After spending about four hours systematically working my way around the semi-circle of water that surround the Splinters Cabin, down to the beginning of the canyon, all I can say is, unfortunately, Deep Creek’s done for the season. The water is fishable, true, but the fish are few, small and not ready to believe your newly tied midge is anything but a bunch of wire and fixings. Also, true, that on the last hole I lost a nice fish because I forgot that a log has two sides, and I was on the wrong one. Equally true, I fished a 7-weight leader for the little guys, which he easily broke with the log’s help.

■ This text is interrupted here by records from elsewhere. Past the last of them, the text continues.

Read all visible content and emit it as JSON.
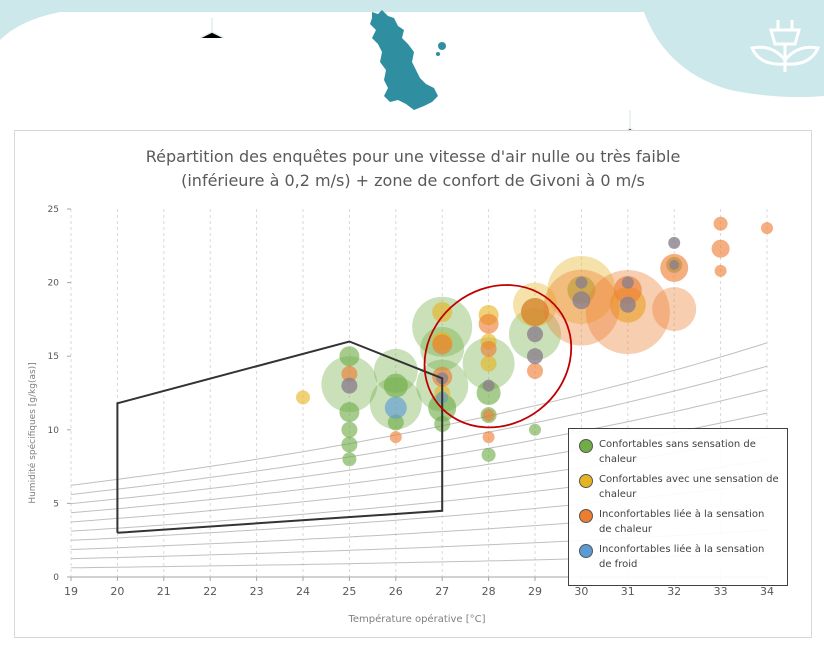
{
  "colors": {
    "banner": "#cde8ea",
    "island": "#2f8fa0",
    "comfortable_no_heat": "#70ad47",
    "comfortable_heat": "#e6b422",
    "uncomfortable_heat": "#ed7d31",
    "uncomfortable_cold": "#5b9bd5",
    "givoni_zone": "#333333",
    "highlight_ellipse": "#c00000"
  },
  "chart_data": {
    "type": "scatter",
    "title_line1": "Répartition des enquêtes pour une vitesse d'air nulle ou très faible",
    "title_line2": "(inférieure à 0,2 m/s) + zone de confort de Givoni à 0 m/s",
    "xlabel": "Température opérative [°C]",
    "ylabel": "Humidité spécifiques [g/kg(as)]",
    "xlim": [
      19,
      34
    ],
    "ylim": [
      0,
      25
    ],
    "xticks": [
      "19",
      "20",
      "21",
      "22",
      "23",
      "24",
      "25",
      "26",
      "27",
      "28",
      "29",
      "30",
      "31",
      "32",
      "33",
      "34"
    ],
    "yticks": [
      "0",
      "5",
      "10",
      "15",
      "20",
      "25"
    ],
    "grid": "vertical dashed",
    "legend_position": "bottom-right",
    "givoni_zone": [
      [
        20,
        3
      ],
      [
        20,
        11.8
      ],
      [
        25,
        16
      ],
      [
        27,
        13.5
      ],
      [
        27,
        4.5
      ],
      [
        20,
        3
      ]
    ],
    "highlight_ellipse": {
      "cx": 28.2,
      "cy": 15,
      "rx": 1.65,
      "ry": 4.6,
      "rotation_deg": 38
    },
    "series": [
      {
        "name": "Confortables sans sensation de chaleur",
        "key": "comfortable_no_heat",
        "points": [
          {
            "x": 25,
            "y": 13.1,
            "r": 28
          },
          {
            "x": 25,
            "y": 15,
            "r": 10
          },
          {
            "x": 25,
            "y": 11.2,
            "r": 10
          },
          {
            "x": 25,
            "y": 10,
            "r": 8
          },
          {
            "x": 25,
            "y": 9,
            "r": 8
          },
          {
            "x": 25,
            "y": 8,
            "r": 7
          },
          {
            "x": 26,
            "y": 14,
            "r": 22
          },
          {
            "x": 26,
            "y": 11.8,
            "r": 26
          },
          {
            "x": 26,
            "y": 13,
            "r": 12
          },
          {
            "x": 26,
            "y": 10.5,
            "r": 8
          },
          {
            "x": 27,
            "y": 17,
            "r": 30
          },
          {
            "x": 27,
            "y": 15.5,
            "r": 22
          },
          {
            "x": 27,
            "y": 13,
            "r": 26
          },
          {
            "x": 27,
            "y": 11.5,
            "r": 14
          },
          {
            "x": 27,
            "y": 10.4,
            "r": 8
          },
          {
            "x": 28,
            "y": 14.5,
            "r": 26
          },
          {
            "x": 28,
            "y": 12.5,
            "r": 12
          },
          {
            "x": 28,
            "y": 11,
            "r": 8
          },
          {
            "x": 28,
            "y": 8.3,
            "r": 7
          },
          {
            "x": 29,
            "y": 16.5,
            "r": 26
          },
          {
            "x": 29,
            "y": 18,
            "r": 14
          },
          {
            "x": 29,
            "y": 10,
            "r": 6
          },
          {
            "x": 30,
            "y": 19.5,
            "r": 14
          },
          {
            "x": 32,
            "y": 21.2,
            "r": 8
          }
        ]
      },
      {
        "name": "Confortables avec une sensation de chaleur",
        "key": "comfortable_heat",
        "points": [
          {
            "x": 24,
            "y": 12.2,
            "r": 7
          },
          {
            "x": 27,
            "y": 18,
            "r": 10
          },
          {
            "x": 27,
            "y": 16,
            "r": 10
          },
          {
            "x": 27,
            "y": 12.5,
            "r": 8
          },
          {
            "x": 28,
            "y": 17.8,
            "r": 10
          },
          {
            "x": 28,
            "y": 16,
            "r": 8
          },
          {
            "x": 28,
            "y": 14.5,
            "r": 8
          },
          {
            "x": 29,
            "y": 18.5,
            "r": 22
          },
          {
            "x": 30,
            "y": 19.5,
            "r": 34
          },
          {
            "x": 31,
            "y": 18.5,
            "r": 18
          }
        ]
      },
      {
        "name": "Inconfortables liée à la sensation de chaleur",
        "key": "uncomfortable_heat",
        "points": [
          {
            "x": 25,
            "y": 13.8,
            "r": 8
          },
          {
            "x": 26,
            "y": 9.5,
            "r": 6
          },
          {
            "x": 27,
            "y": 15.8,
            "r": 10
          },
          {
            "x": 27,
            "y": 13.6,
            "r": 10
          },
          {
            "x": 28,
            "y": 17.2,
            "r": 10
          },
          {
            "x": 28,
            "y": 15.5,
            "r": 8
          },
          {
            "x": 28,
            "y": 11,
            "r": 6
          },
          {
            "x": 28,
            "y": 9.5,
            "r": 6
          },
          {
            "x": 29,
            "y": 18,
            "r": 14
          },
          {
            "x": 29,
            "y": 14,
            "r": 8
          },
          {
            "x": 30,
            "y": 18.3,
            "r": 38
          },
          {
            "x": 31,
            "y": 18,
            "r": 42
          },
          {
            "x": 31,
            "y": 19.5,
            "r": 14
          },
          {
            "x": 32,
            "y": 18.2,
            "r": 22
          },
          {
            "x": 32,
            "y": 21,
            "r": 14
          },
          {
            "x": 33,
            "y": 24,
            "r": 7
          },
          {
            "x": 33,
            "y": 22.3,
            "r": 9
          },
          {
            "x": 33,
            "y": 20.8,
            "r": 6
          },
          {
            "x": 34,
            "y": 23.7,
            "r": 6
          }
        ]
      },
      {
        "name": "Inconfortables liée à la sensation de froid",
        "key": "uncomfortable_cold",
        "points": [
          {
            "x": 26,
            "y": 11.5,
            "r": 11
          },
          {
            "x": 27,
            "y": 12.2,
            "r": 6
          }
        ]
      }
    ],
    "neutral_markers": [
      {
        "x": 25,
        "y": 13,
        "r": 8
      },
      {
        "x": 27,
        "y": 13.5,
        "r": 6
      },
      {
        "x": 28,
        "y": 13,
        "r": 6
      },
      {
        "x": 29,
        "y": 15,
        "r": 8
      },
      {
        "x": 29,
        "y": 16.5,
        "r": 8
      },
      {
        "x": 30,
        "y": 18.8,
        "r": 9
      },
      {
        "x": 30,
        "y": 20,
        "r": 6
      },
      {
        "x": 31,
        "y": 18.5,
        "r": 8
      },
      {
        "x": 31,
        "y": 20,
        "r": 6
      },
      {
        "x": 32,
        "y": 22.7,
        "r": 6
      },
      {
        "x": 32,
        "y": 21.2,
        "r": 5
      }
    ]
  },
  "legend": {
    "items": [
      {
        "label": "Confortables sans sensation de chaleur",
        "key": "comfortable_no_heat"
      },
      {
        "label": "Confortables avec une sensation de chaleur",
        "key": "comfortable_heat"
      },
      {
        "label": "Inconfortables liée à la sensation de chaleur",
        "key": "uncomfortable_heat"
      },
      {
        "label": "Inconfortables liée à la sensation de froid",
        "key": "uncomfortable_cold"
      }
    ]
  }
}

For the rest of this long, hot summer, if you are more of an optimist than I, a party of three young guys who I think had just escaped from a scene in “Sucker Punch” told me that they’d spotted large fish much deeper in the canyon. I was done after losing the only good fish of the day, and didn’t follow their advice. Instead, I stripped off the waders and had a great time splashing my bathing-suit way back to the car, almost as free as a child until “whhhhiiiiinnnneeee” again reached my ears on hot, gusts, while I panted my way over the last hill.
From dirt, to pock-marked asphalt, to the mountain-lip-hugging Highway 18, I couldn’t shake that eerie sound memory of straining machine, amplified by the wind. Then, suddenly, my fear realized, I saw plumes of smoke rising hundreds of feet from the distant San Bernardino valley. Scattered orange cones closed the 18. I stopped in front of a CHPS officer who told me how to thread my way onto the 138, to connect with the 15, then home. Tiny Arrowhead-adjacent Crestline was under a voluntary evacuation. Officials would later dub the brush fire, “the Panorama Fire,” which has burned 75 acres as I write and is still burning.
As Henry Wadsworth Longfellow reminded us long ago, “through woods and mountain passes, the winds, like anthems, roll.”